As the Suburbs Grow Farther Away, the City Sinks

April 11, 1994|By TIM BAKER

If you drive west on either Route 32 or Route 108 about five miles out of Columbia, you'll come to Clarksville. It's a little rural crossroads town. A few stores, a gas station, a firehouse. Nice place.

Or at least it used to be. Then in the early 1980s, young middle-class professionals and executives started moving in. Now most of the farms are gone. Developers have cut the fields into rows of two-acre lots. Mock Tudor mansions and French chateaus dot the landscape. Suddenly it's become the seventh wealthiest community in Central Maryland.

Don't try to get to Clarksville in the late afternoon. By four o'clock every weekday the cars on these two roads are backed up for miles.

Most of these people are not driving home from work in Baltimore or Washington. They're commuting from their jobs in suburbia. Their offices ring the beltway from Glen Burnie to Towson. Or they're coming home from the suburban centers in the Baltimore-Washington corridor: Laurel, Greenbelt, Rockville.

These commuters aren't fleeing nasty urban problems. At the end of the day they get in their cars and drive away from all those awful suburban vexations. Crime. Bad schools. Expensive housing. High taxes. Congestion. They head home to the peace and quiet of the open countryside.

A lot of other Marylanders are headed in the same direction. Hunt Valley. Frederick. Northern Harford and Carroll counties. Southern Maryland. More and more people have moved to the Eastern Shore and cross back over the Bay Bridge to work.

The real growth in this state is no longer occurring in the suburbs bordering Baltimore. Instead it's happening in the once-rural counties beyond the Baltimore metropolitan area.

The same thing is going on all over the United States. An analysis of the 1990 census data prepared by American Demographics, Inc. for the Wall Street Journal has identified the 20 fastest-growing, best-educated and wealthiest counties in the country. Howard County ranked fourth. Between 1980 and 1990, its population grew by 58 percent to 187,000 people. More than 90 percent of county residents over 25 years old have finished high school, and nearly half of them have graduated from college. That's one reason the median annual household income is about $55,000, by far the highest in the state.

Howard County, however, is not just an affluent bedroom community. It's developed its own independent economic base: 80,000 jobs. Ten-story office buildings in downtown Columbia. Business, office and research parks. Technology companies. Within the last ten years the number of residents working within the county has more than doubled.

This economic independence is going to increase. American Demographics predicts that places like Howard County are ''the major growth centers of tomorrow.'' More and more technology companies. More and more high-paying jobs.

This independence represents a serious challenge to Baltimore. The city's problems require regional support from the surrounding counties. But the demographic trends are undermining the sense that we all belong to the same region.

Chances are that young executives who leave their offices in Co- lumbia and drive home to their families in Clarksville every night don't think of themselves as either working or living in Greater Baltimore. Even if they do go into the city to see the Orioles or take the kids to Harborplace, they probably feel and act like tourists.

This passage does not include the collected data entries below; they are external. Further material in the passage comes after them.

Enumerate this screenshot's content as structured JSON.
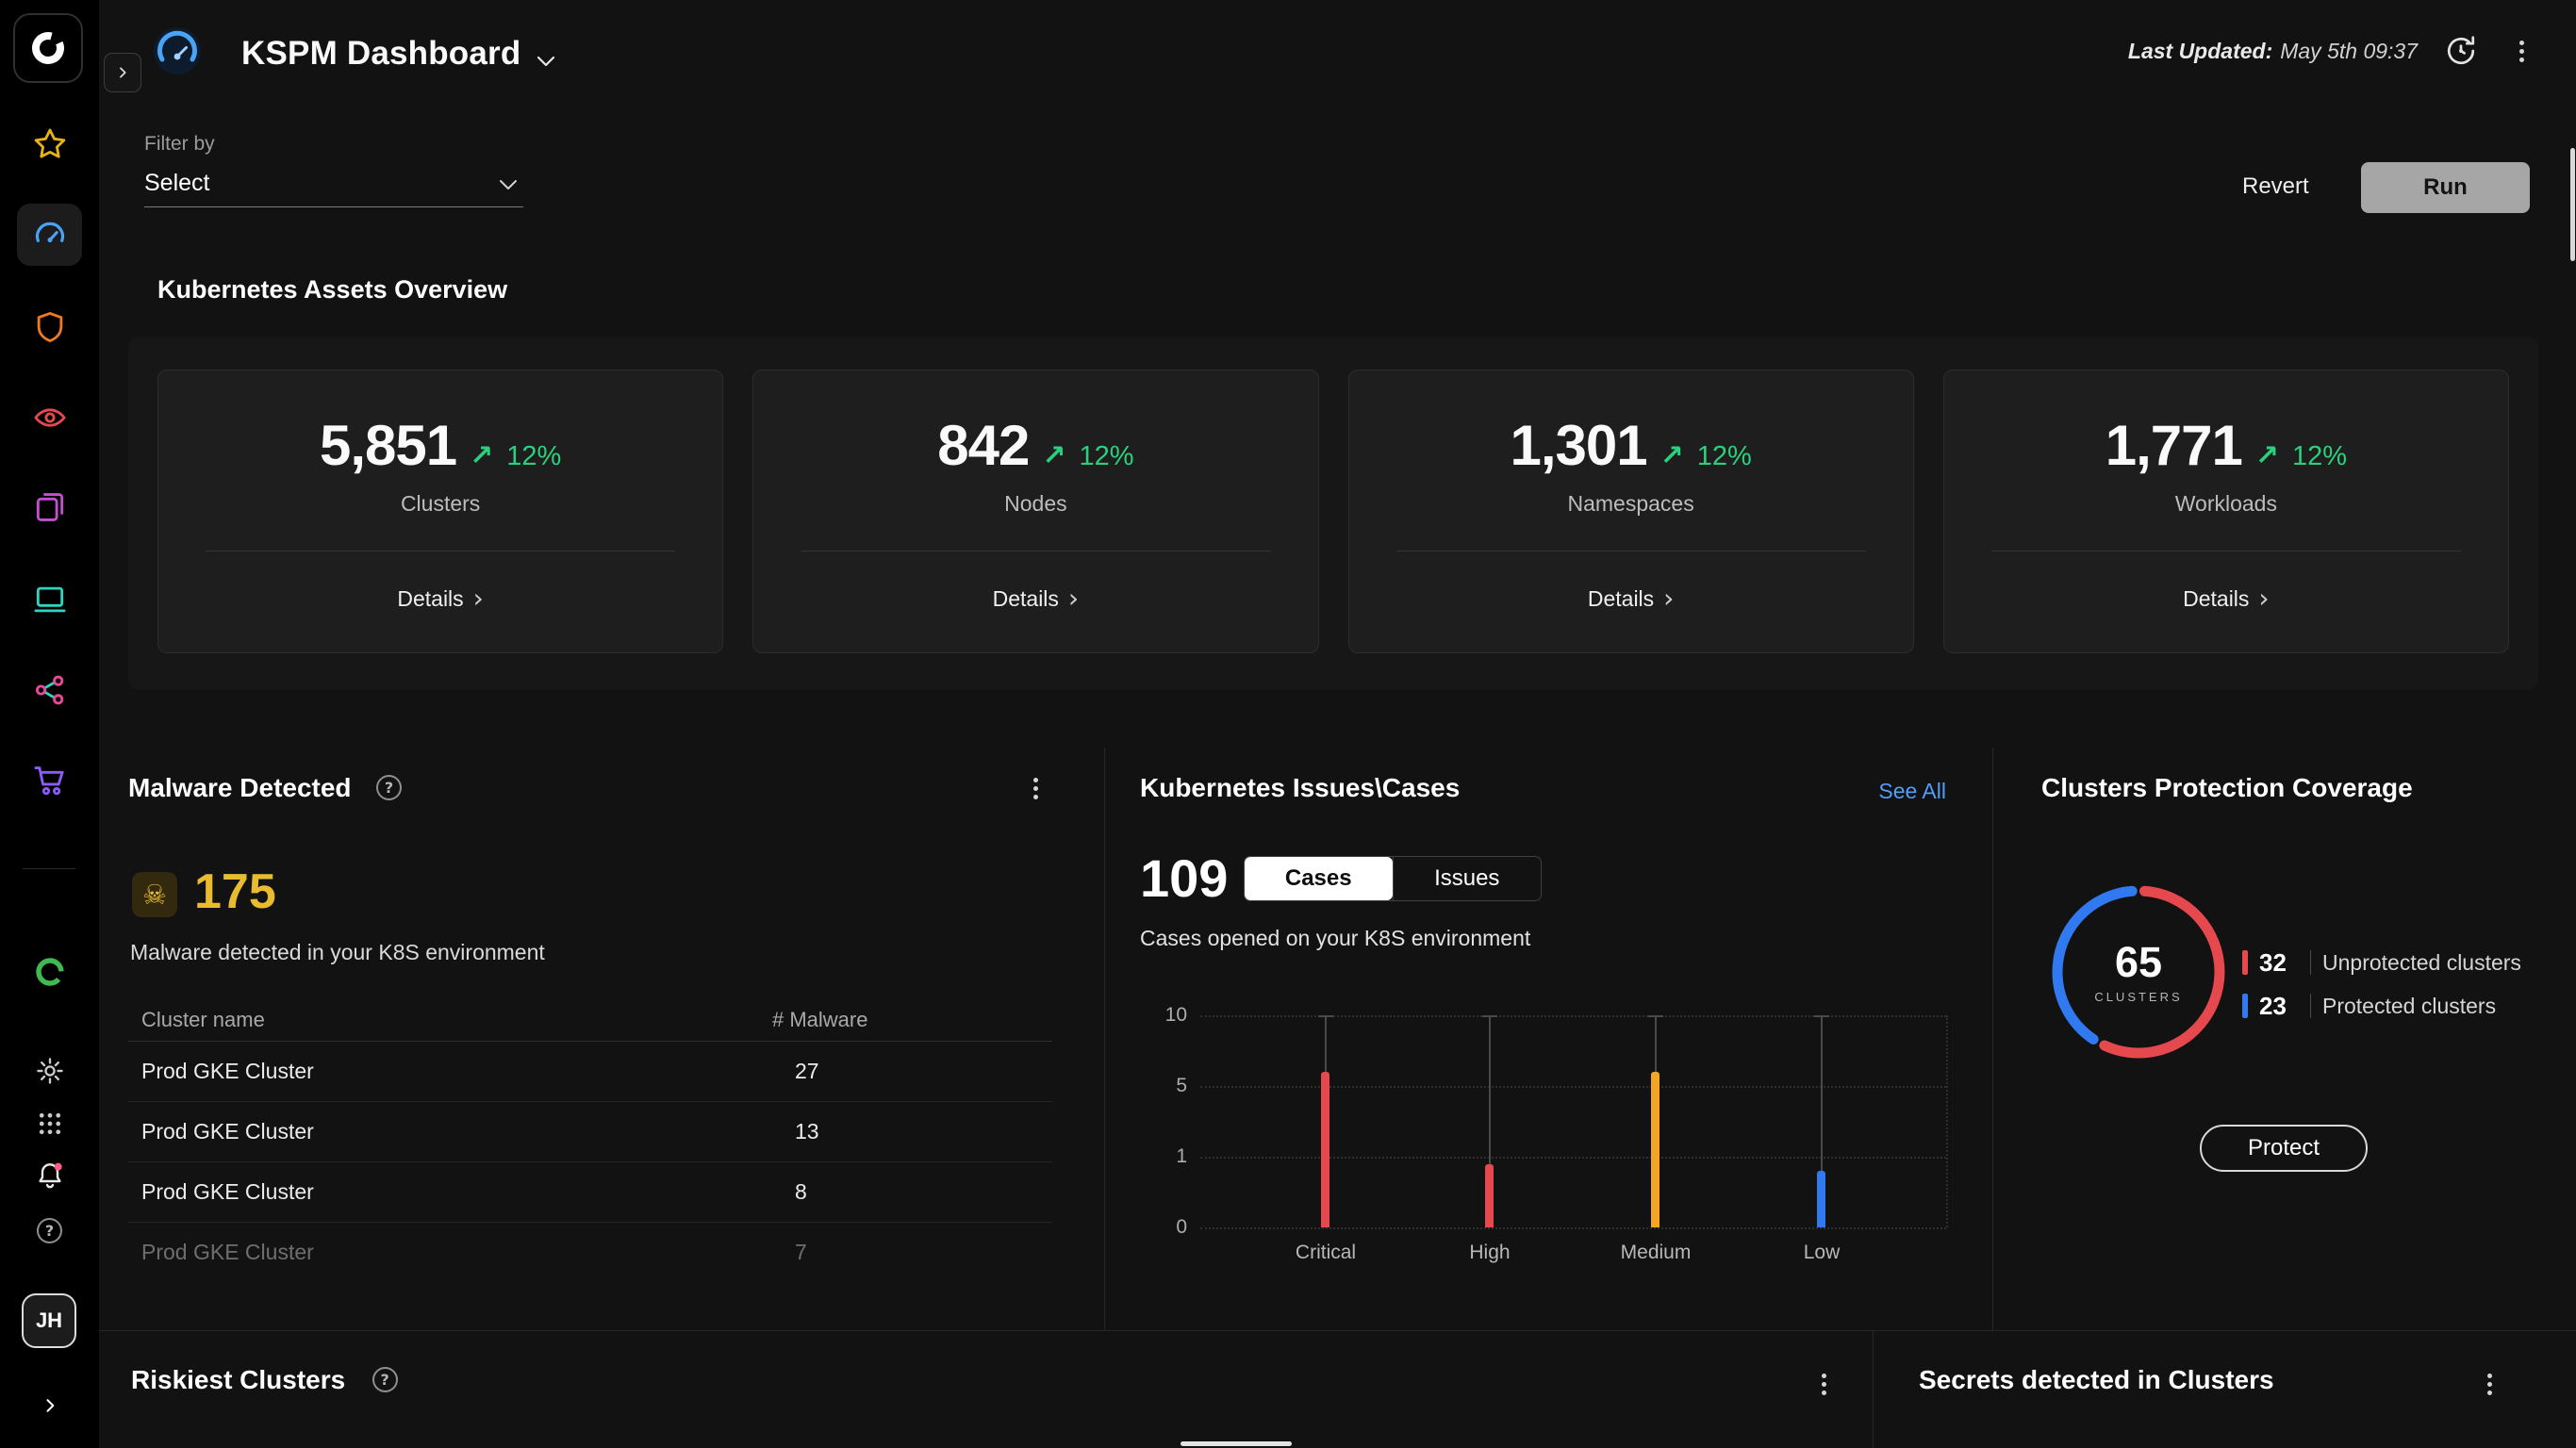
{
  "icons": {
    "trend_up": "↗",
    "chevron_right": "›",
    "skull": "☠",
    "question": "?"
  },
  "sidebar": {
    "avatar_initials": "JH",
    "items": [
      "star",
      "gauge",
      "shield",
      "eye",
      "pages",
      "laptop",
      "share",
      "cart"
    ],
    "footer_items": [
      "ring",
      "gear",
      "grid",
      "bell",
      "help"
    ]
  },
  "header": {
    "title": "KSPM Dashboard",
    "last_updated_label": "Last Updated:",
    "last_updated_value": "May 5th 09:37"
  },
  "filter": {
    "label": "Filter by",
    "value": "Select"
  },
  "actions": {
    "revert": "Revert",
    "run": "Run"
  },
  "assets": {
    "heading": "Kubernetes Assets Overview",
    "details_label": "Details",
    "cards": [
      {
        "value": "5,851",
        "delta": "12%",
        "label": "Clusters"
      },
      {
        "value": "842",
        "delta": "12%",
        "label": "Nodes"
      },
      {
        "value": "1,301",
        "delta": "12%",
        "label": "Namespaces"
      },
      {
        "value": "1,771",
        "delta": "12%",
        "label": "Workloads"
      }
    ]
  },
  "malware": {
    "title": "Malware Detected",
    "count": "175",
    "subtitle": "Malware detected in your K8S environment",
    "columns": [
      "Cluster name",
      "# Malware"
    ],
    "rows": [
      {
        "name": "Prod GKE Cluster",
        "count": "27"
      },
      {
        "name": "Prod GKE Cluster",
        "count": "13"
      },
      {
        "name": "Prod GKE Cluster",
        "count": "8"
      },
      {
        "name": "Prod GKE Cluster",
        "count": "7"
      }
    ]
  },
  "issues": {
    "title": "Kubernetes Issues\\Cases",
    "see_all": "See All",
    "count": "109",
    "tabs": [
      {
        "label": "Cases",
        "selected": true
      },
      {
        "label": "Issues",
        "selected": false
      }
    ],
    "subtitle": "Cases opened on your K8S environment",
    "chart_data": {
      "type": "bar",
      "categories": [
        "Critical",
        "High",
        "Medium",
        "Low"
      ],
      "values": [
        6,
        0.9,
        6,
        0.8
      ],
      "colors": [
        "#e5484d",
        "#e5484d",
        "#f5a524",
        "#3179f0"
      ],
      "yticks": [
        10,
        5,
        1,
        0
      ],
      "whisker_max": 10
    }
  },
  "coverage": {
    "title": "Clusters Protection Coverage",
    "center_value": "65",
    "center_label": "CLUSTERS",
    "legend": [
      {
        "value": "32",
        "label": "Unprotected clusters",
        "color": "#e5484d"
      },
      {
        "value": "23",
        "label": "Protected clusters",
        "color": "#3179f0"
      }
    ],
    "protect_label": "Protect"
  },
  "bottom": {
    "riskiest_title": "Riskiest Clusters",
    "secrets_title": "Secrets detected in Clusters"
  }
}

Effective regionalism, however, requires some sense of regional identity. It also requires a persuasive argument that common cooperative solutions to urban problems will generate benefits that flow both in and out of the city. But that argument becomes harder to make as Central Maryland looks less like one metropolitan area.

More and more people in places like Howard County seem to think of Baltimore as a big sink-hole that doesn't have anything to do with their jobs or families. And they vote for state legislators who feel that way, too.

The same thing is happening elsewhere in the country. But in Maryland this national trend is aggravated by the fact that Montgomery and Prince George's Counties already face and identify with Washington instead of Baltimore.

These demographics confront Baltimore with a crucial tactical decision in this year's democratic primary for the next governor.

In that election the city ought to throw its political contributions and its votes behind whichever one of the candidates has the best chance to persuade the young affluent voters in Howard County and the rest of the Baltimore-Washington corridor that continued and even increased financial support for the city makes sense for the region as a whole.

That argument can best be made by a candidate who is not identified with the city. Therefore, Baltimore's best strategy requires it to abandon the candidates closest to home, even the ones to whom it should feel the most loyalty for their long-standing support.

As for those candidates who hail from the Washington suburbs, let them come over to Baltimore and compete among themselves for the city's votes. If Baltimore plays it smart, it can decide the election and end up with a candidate with credibility in the counties and a commitment to the city.

Tim Baker is a lawyer who lives in Columbia.